L’amour de Dali pour Gala est très particulier : c’est une fascination et une idolâtrie pour la figure d’une femme sur laquelle Dali cristallise tous ses fantasmes sexuels, y compris les plus crus, pour attaquer, avec un déchaînement de violence d’une grande férocité, les piliers de la morale « bourgeoise » : la famille, la religion, la patrie.

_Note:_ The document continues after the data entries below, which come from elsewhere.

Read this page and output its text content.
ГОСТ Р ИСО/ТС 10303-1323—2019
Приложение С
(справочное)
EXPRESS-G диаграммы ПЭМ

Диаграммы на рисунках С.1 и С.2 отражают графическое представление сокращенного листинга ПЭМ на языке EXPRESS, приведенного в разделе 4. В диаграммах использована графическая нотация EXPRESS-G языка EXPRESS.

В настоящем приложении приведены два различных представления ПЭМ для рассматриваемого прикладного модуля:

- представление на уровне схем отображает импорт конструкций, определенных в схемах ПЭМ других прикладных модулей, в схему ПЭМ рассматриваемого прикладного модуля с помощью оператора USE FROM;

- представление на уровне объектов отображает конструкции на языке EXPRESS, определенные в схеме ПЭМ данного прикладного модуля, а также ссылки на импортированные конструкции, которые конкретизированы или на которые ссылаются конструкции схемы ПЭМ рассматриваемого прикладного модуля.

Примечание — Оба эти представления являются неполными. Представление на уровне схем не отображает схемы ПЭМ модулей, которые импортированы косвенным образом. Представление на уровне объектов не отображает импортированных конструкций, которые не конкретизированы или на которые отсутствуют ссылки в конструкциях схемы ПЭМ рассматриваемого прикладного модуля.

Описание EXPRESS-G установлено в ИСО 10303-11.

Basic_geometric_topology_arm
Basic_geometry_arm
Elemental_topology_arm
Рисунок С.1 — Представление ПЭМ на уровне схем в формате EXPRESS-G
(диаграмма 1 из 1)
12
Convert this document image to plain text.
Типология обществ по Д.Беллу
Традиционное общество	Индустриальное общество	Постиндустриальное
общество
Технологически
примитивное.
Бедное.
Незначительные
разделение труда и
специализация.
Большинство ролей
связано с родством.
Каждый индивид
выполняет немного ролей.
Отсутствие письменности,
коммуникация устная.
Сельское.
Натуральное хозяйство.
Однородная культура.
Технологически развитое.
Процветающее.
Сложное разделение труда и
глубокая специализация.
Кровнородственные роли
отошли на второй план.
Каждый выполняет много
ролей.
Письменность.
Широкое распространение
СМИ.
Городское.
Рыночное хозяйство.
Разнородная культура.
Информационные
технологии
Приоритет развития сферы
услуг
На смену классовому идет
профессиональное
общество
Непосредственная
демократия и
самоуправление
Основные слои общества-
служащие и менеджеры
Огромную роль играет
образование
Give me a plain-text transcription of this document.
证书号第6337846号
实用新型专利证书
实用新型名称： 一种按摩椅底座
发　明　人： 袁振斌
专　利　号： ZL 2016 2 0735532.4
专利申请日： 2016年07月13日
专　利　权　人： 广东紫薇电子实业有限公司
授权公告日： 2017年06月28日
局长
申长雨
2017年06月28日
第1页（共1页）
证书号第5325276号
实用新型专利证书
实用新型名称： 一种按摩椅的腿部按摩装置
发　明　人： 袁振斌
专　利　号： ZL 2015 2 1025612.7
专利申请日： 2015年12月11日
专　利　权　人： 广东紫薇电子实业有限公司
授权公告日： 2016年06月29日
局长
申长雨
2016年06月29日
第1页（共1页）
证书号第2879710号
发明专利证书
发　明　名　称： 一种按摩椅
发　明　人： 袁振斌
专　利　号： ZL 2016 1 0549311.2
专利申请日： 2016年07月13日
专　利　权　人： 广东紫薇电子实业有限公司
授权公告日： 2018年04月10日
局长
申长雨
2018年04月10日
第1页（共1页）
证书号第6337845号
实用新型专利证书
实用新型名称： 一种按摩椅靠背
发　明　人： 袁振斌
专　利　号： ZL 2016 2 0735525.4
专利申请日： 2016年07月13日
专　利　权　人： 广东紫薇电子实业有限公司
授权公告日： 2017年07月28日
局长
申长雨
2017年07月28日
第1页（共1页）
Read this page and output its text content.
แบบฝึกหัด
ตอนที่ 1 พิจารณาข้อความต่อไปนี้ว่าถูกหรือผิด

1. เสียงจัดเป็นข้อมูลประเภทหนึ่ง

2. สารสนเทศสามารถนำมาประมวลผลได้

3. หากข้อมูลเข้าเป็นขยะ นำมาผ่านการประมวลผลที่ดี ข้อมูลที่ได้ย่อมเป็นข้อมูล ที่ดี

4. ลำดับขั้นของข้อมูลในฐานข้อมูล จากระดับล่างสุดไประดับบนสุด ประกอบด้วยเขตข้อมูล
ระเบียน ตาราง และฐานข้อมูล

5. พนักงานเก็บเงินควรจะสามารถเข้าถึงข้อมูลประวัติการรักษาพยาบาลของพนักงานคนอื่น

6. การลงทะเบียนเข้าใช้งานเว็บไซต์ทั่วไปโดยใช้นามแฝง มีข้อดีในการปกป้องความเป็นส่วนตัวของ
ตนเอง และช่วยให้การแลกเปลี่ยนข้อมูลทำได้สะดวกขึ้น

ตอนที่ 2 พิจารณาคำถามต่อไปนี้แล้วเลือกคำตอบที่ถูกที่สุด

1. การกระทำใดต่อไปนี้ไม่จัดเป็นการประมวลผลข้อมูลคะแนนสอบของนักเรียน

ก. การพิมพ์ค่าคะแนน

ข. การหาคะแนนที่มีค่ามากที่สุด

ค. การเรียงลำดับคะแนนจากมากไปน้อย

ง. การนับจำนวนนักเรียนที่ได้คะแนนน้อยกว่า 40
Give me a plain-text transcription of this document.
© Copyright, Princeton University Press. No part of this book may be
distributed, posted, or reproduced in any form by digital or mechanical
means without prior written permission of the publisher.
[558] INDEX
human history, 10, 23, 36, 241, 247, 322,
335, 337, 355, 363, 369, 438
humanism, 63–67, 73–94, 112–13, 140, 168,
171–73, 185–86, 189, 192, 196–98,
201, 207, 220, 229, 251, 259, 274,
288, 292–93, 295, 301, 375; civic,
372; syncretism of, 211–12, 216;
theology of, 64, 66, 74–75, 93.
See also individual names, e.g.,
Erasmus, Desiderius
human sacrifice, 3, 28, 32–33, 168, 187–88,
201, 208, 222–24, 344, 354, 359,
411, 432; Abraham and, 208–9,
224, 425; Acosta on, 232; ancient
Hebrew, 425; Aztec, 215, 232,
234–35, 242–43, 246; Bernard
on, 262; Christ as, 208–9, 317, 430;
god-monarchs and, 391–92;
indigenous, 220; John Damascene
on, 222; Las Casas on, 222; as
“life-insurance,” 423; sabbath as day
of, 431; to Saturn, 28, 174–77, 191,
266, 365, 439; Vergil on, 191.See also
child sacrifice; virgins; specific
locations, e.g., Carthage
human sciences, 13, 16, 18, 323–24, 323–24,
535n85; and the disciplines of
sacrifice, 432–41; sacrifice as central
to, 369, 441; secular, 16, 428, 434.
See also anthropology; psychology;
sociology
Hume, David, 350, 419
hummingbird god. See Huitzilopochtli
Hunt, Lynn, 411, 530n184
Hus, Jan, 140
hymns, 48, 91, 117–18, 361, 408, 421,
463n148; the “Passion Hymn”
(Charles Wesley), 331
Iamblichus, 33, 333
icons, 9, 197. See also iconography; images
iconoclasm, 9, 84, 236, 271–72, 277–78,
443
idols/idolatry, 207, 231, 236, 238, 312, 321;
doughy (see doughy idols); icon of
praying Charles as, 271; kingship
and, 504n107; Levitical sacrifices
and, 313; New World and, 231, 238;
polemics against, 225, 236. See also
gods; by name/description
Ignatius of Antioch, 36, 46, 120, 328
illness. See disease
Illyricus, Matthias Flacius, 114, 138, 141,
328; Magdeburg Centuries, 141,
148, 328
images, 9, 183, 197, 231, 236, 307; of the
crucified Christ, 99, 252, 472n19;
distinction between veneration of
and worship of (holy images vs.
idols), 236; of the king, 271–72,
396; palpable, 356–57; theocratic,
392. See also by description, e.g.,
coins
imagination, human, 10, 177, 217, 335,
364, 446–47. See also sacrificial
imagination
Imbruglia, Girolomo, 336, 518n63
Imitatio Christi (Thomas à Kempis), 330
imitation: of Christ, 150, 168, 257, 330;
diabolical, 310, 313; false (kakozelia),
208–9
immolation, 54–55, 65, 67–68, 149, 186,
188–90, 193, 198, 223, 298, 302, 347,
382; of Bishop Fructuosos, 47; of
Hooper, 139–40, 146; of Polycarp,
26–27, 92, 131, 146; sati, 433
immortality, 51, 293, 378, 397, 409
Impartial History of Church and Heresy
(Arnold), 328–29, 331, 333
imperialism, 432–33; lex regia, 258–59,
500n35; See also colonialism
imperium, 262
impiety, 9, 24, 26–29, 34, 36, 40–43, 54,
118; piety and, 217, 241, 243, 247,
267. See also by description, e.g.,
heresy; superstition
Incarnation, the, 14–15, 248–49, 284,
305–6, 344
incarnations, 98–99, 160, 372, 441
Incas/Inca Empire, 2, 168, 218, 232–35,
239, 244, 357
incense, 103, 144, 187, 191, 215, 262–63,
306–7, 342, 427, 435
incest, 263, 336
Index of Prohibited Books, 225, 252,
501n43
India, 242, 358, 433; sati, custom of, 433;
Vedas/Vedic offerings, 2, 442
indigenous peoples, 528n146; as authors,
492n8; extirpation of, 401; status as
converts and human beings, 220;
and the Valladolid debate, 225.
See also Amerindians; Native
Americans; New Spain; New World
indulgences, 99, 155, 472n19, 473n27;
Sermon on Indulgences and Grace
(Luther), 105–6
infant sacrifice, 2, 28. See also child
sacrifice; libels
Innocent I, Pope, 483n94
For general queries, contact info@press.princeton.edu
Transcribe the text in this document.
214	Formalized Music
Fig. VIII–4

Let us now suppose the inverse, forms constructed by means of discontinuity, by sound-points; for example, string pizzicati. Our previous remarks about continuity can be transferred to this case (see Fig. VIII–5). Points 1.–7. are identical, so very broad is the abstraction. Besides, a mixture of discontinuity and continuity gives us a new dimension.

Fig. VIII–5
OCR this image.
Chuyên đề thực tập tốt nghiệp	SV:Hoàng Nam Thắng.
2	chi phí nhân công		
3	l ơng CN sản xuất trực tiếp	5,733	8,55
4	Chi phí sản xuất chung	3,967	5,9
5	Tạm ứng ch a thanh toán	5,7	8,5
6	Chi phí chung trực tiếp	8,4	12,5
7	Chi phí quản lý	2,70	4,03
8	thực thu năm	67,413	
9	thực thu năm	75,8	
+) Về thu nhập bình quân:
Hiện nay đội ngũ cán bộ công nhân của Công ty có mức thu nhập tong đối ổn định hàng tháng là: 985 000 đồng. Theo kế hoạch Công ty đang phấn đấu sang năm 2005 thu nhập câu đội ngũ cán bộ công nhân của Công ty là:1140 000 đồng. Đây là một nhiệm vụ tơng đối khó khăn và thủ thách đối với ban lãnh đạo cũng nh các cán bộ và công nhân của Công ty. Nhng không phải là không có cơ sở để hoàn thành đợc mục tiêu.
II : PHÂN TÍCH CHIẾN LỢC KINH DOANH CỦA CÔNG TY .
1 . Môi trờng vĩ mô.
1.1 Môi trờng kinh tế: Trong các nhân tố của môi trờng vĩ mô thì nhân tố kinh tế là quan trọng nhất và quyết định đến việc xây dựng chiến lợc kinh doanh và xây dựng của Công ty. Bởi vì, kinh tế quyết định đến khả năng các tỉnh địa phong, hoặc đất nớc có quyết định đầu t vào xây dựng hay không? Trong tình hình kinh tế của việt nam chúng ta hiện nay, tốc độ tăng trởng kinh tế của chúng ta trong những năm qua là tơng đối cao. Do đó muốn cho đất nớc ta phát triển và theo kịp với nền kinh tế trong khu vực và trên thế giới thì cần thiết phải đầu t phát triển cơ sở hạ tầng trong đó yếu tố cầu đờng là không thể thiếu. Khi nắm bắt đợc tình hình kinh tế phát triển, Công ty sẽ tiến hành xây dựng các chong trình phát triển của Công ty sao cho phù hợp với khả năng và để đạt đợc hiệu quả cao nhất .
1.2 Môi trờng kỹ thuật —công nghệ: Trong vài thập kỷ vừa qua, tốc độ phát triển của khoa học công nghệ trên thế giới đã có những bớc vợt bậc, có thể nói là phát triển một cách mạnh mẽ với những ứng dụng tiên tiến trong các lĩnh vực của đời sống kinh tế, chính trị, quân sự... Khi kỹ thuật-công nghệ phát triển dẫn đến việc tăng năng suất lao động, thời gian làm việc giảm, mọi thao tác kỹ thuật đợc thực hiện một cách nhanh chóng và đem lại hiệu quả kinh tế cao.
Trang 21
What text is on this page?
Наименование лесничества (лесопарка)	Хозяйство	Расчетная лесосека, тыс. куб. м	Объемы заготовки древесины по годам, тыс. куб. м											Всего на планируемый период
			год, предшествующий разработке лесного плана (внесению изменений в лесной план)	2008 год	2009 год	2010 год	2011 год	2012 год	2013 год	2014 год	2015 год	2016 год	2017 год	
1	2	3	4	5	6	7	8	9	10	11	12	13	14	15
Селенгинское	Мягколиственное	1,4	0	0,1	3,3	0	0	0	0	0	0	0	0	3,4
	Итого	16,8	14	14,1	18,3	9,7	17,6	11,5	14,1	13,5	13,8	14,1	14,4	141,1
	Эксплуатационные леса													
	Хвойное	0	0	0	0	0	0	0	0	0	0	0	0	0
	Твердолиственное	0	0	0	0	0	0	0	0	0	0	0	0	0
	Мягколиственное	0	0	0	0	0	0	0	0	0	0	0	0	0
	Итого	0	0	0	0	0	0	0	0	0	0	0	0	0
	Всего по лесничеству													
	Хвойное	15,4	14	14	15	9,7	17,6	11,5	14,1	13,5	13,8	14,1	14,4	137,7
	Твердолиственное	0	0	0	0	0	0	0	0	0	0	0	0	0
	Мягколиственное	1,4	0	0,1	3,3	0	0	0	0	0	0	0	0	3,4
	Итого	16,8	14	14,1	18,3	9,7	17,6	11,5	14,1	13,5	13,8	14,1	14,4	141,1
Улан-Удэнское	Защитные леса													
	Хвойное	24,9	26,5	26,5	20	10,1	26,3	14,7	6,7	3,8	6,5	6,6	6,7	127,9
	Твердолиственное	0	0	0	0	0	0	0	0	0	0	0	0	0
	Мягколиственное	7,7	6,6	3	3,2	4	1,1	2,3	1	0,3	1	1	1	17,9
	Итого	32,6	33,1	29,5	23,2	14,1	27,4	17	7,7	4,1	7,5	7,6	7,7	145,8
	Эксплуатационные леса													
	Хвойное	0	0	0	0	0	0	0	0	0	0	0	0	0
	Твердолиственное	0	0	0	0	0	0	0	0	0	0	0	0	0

Au début du poème, Dali évoque sa sœur (image purement fantasmée car il n’a jamais porté la main sur elle) en des termes sidérants de violence cruelle, incestueuse et scatologique, que souligne encore plus l’incongruité d’un onirisme proche du fétichisme :

L’image de ma sœur / l’anus rouge / de sanglante merde / la verge / à demi-gonflée / appuyée avec élégance / contre / une immense / lyre / coloniale / et personnelle / le testicule gauche / à demi-plongé / dans un verre / de lait tiède / le verre de lait / placé / à l’intérieur / d’un soulier de femme

Il ne fait aucun doute que Dali, puisqu’il l’évoque sans cesse, a été un obsédé sexuel hanté par un sentiment d’impuissance qui provoque en retour un déferlement de violence subversive. La figure du « masturbateur » est récurrente dans son œuvre où, y compris dans ses tableaux, le sexe est toujours lié à la mort avec, notamment dans les textes poétiques, une fascination de la violence qui serait insupportable si l'art de Dali n'était que cela (et d'ailleurs Dali a eu de nombreux détracteurs, y compris au sein du surréalisme, notamment quand il a voulu introduire, de manière très ambigüe, des croix gammées dans ses tableaux) mais Dali est aussi un être hyper-sensible et hyper-imaginatif. Ainsi, il y a, dans « l’amour et la mémoire », de très beaux passages comme :

rien / en dehors de sa souffrance / qui est ma souffrance / rien / en dehors de sa mort / qui représente la mienne / ne peut me toucher vitalement.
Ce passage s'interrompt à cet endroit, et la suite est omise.